Entity classification with Flow#
This tutorial shows how to evaluate a machine learning model using the Devo Platform’s very own correlation engine: Flow.
We will use the model developed in the tutorial Entity classification (kmeans-ONNX) to demonstrate how to classify new data automatically with the desired periodicity.
We will also learn how to subscribe to updates of the model itself in order to have the latest improvements of its training.
Requirements#
Devo table
demo.ecommerce.data
.ML model from the tutorial entity classification registered in the Devo platform.
Create the Flow#
One of the uses of Flow is the transformation and manipulation of data through a series of defined steps. The output of one step is the input to the next step(s) and so on.
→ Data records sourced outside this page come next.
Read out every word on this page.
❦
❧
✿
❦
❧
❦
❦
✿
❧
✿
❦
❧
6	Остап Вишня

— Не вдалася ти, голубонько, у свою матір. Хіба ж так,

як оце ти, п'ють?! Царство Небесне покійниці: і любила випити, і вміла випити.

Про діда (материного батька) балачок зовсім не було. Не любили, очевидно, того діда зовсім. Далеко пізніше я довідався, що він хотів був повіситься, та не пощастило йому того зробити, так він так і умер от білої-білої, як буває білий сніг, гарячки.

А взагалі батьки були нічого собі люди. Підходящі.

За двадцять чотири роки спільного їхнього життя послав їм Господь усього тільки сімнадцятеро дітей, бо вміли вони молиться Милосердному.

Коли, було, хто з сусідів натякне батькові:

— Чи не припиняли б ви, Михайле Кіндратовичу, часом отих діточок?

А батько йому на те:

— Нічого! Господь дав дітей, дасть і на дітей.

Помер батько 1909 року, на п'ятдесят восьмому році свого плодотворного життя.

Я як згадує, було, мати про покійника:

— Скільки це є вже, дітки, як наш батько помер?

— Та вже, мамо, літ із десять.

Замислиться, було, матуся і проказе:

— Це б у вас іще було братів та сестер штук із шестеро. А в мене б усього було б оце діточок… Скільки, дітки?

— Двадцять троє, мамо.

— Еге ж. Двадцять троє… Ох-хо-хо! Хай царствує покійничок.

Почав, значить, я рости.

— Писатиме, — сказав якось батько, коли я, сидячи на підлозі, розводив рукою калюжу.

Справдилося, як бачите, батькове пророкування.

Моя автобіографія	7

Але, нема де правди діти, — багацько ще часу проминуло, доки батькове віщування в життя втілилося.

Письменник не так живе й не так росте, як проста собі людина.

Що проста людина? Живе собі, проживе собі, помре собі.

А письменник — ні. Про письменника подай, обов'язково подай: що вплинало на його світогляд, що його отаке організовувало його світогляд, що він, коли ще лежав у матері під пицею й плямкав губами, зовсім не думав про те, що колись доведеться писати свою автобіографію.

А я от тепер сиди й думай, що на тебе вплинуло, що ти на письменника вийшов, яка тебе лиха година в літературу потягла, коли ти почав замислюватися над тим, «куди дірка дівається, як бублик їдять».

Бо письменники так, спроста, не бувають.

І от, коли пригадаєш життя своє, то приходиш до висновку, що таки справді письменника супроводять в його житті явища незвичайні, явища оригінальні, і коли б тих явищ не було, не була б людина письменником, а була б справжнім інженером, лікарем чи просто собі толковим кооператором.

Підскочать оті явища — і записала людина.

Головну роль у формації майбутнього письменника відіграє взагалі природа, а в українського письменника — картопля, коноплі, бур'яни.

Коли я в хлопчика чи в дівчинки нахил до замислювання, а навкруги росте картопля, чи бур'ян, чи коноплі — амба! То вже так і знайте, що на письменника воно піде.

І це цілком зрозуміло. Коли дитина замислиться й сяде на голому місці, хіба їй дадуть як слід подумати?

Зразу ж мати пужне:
In this way we can define a complex data flow to achieve a desired goal. The set of steps to perform a task is known as context.
Each of steps in a context is represented by a Unit. Flow provides a wide variety of units to perform lot of individual subtasks.
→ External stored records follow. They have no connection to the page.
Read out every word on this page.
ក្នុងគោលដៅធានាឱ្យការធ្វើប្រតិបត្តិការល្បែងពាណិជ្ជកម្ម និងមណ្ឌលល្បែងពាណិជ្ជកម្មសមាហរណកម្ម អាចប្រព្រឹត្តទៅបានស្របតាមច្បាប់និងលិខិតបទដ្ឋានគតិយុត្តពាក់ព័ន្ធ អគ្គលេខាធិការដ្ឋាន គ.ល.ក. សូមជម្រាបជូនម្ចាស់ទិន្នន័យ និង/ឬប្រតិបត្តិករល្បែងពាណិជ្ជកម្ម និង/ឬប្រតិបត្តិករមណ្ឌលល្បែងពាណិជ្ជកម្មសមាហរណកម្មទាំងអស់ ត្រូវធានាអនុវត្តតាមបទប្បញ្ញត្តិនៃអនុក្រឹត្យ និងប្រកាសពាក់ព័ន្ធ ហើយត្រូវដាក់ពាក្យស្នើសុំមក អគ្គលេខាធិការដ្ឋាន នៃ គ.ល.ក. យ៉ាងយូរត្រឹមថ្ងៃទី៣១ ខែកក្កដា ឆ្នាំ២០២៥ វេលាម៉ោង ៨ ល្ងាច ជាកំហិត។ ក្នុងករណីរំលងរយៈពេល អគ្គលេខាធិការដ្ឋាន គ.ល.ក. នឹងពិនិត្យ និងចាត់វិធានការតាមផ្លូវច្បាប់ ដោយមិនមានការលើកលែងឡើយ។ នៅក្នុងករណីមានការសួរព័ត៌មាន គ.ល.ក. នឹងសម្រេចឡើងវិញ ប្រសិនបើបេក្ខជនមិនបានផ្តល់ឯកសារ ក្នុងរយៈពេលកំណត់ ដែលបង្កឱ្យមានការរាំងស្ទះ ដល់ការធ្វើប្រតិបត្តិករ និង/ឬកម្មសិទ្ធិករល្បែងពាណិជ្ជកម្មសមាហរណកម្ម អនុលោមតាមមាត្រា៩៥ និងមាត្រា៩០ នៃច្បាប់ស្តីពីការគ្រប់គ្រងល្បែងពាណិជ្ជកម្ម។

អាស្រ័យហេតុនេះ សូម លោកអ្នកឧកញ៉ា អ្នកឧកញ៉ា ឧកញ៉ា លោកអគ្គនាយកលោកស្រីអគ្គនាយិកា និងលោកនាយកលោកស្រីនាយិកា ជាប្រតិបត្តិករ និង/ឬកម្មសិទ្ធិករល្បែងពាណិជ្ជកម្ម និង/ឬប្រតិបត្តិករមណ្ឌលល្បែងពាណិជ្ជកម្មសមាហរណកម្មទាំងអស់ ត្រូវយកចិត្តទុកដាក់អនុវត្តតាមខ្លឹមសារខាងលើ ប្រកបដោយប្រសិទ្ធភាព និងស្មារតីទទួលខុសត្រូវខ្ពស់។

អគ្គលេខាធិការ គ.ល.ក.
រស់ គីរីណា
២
A relevant unit for our use case is the ML Single Model Evaluator which is capable of evaluating an ML model, so we need to create a context that includes this unit, in addition to others.
This is the layout of the context proposed for our task.
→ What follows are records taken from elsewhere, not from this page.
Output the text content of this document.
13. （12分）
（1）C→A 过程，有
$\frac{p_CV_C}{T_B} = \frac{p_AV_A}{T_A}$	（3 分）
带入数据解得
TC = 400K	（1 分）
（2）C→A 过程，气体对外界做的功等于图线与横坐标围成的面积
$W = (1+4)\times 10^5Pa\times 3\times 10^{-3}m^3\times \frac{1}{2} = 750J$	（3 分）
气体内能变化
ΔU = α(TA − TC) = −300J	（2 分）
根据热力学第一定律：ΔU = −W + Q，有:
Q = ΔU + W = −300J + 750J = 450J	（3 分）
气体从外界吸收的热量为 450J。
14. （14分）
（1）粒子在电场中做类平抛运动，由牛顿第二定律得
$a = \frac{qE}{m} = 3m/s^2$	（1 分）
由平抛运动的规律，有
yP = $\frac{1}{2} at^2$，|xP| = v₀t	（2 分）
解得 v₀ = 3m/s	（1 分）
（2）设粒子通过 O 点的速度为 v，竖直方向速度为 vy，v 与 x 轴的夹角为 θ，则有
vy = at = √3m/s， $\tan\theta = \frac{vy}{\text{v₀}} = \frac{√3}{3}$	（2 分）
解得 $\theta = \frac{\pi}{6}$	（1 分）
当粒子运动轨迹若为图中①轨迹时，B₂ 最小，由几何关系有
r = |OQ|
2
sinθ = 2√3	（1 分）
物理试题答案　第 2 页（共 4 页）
We can create the context from scratch, but there is an easier way to do it if we have the context specification, which is our case.
The EvalModelTemplate.json
specification contains all the specification to create the suitable context.
We can import the context from Flow welcome page
of Flow application
using the option Import from json
, so download it and import it.
{
"id": null,
"description": "",
"name": "EvalModelTemplate",
"type": "app.Context",
"templateFormat": "%mono",
"loggedItems": [],
"variableConf": {
"variables": [{
"id": "d310c38c-pa41-iebc-9cfa-d52483cffdbb",
"name": "OUT_TABLE",
"description": "Devo table to write to.",
"type": "string",
"value": "my.app.evalmodel.demo"
},
...
}
Note
The specification of a context is usually very long, here it has been shortened for tutorial readability.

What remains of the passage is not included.